I highly recommend this article in the New York Times about Edgar Feuchtwanger’s new book, I was Hitler’s Neighbor.
The Times writes:
“Today, at 91, he could well be the last German Jew alive who grew up within arm’s reach of Hitler and observed him day to day, if only in fleeting glimpses.
It was not until the mid-1930s, Edgar Feuchtwanger recalled, that Hitler assumed his full dimensions. It was still possible to walk on the sidewalk in front of Hitler’s building. Hitler had not yet taken to wearing a military uniform at all times in public or traveling in motorcades.
After he became chancellor in 1933, things changed. Mr. Feuchtwanger’s mother now complained that she could not get milk because the deliveryman was steering extra bottles to Hitler. SS guards moved into the apartment below his and took up positions on the sidewalk outside. Pedestrians were made to cross to the other side of the street.”
The irony of the pictures in his notebook, doodles of Nazi symbols, strikes me.
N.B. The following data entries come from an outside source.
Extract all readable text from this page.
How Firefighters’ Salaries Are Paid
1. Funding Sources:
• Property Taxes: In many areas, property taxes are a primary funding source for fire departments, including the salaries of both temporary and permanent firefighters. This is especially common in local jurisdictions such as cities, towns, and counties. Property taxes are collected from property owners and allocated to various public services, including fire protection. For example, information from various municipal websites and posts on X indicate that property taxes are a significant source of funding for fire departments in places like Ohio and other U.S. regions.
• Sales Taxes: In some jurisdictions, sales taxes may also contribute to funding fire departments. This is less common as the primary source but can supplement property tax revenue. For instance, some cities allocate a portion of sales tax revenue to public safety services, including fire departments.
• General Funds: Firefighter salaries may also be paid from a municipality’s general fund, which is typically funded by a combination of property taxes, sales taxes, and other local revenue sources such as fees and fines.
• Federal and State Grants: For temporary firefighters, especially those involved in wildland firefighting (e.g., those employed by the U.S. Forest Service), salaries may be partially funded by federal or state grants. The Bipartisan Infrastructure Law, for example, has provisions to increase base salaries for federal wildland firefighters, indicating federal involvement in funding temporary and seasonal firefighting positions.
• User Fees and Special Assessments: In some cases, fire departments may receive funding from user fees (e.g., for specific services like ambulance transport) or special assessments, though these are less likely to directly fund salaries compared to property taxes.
From the present, we look back at this time period with a “Black and White” view, when, in fact, it was so gray and gradual. It took a while for people to understand the full threat that Hitler posed.
You can see this gradual change also in the Nuremberg Laws. The restrictions were not suddenly imposed, it was just one thing after another being taken away until there was nothing left to take.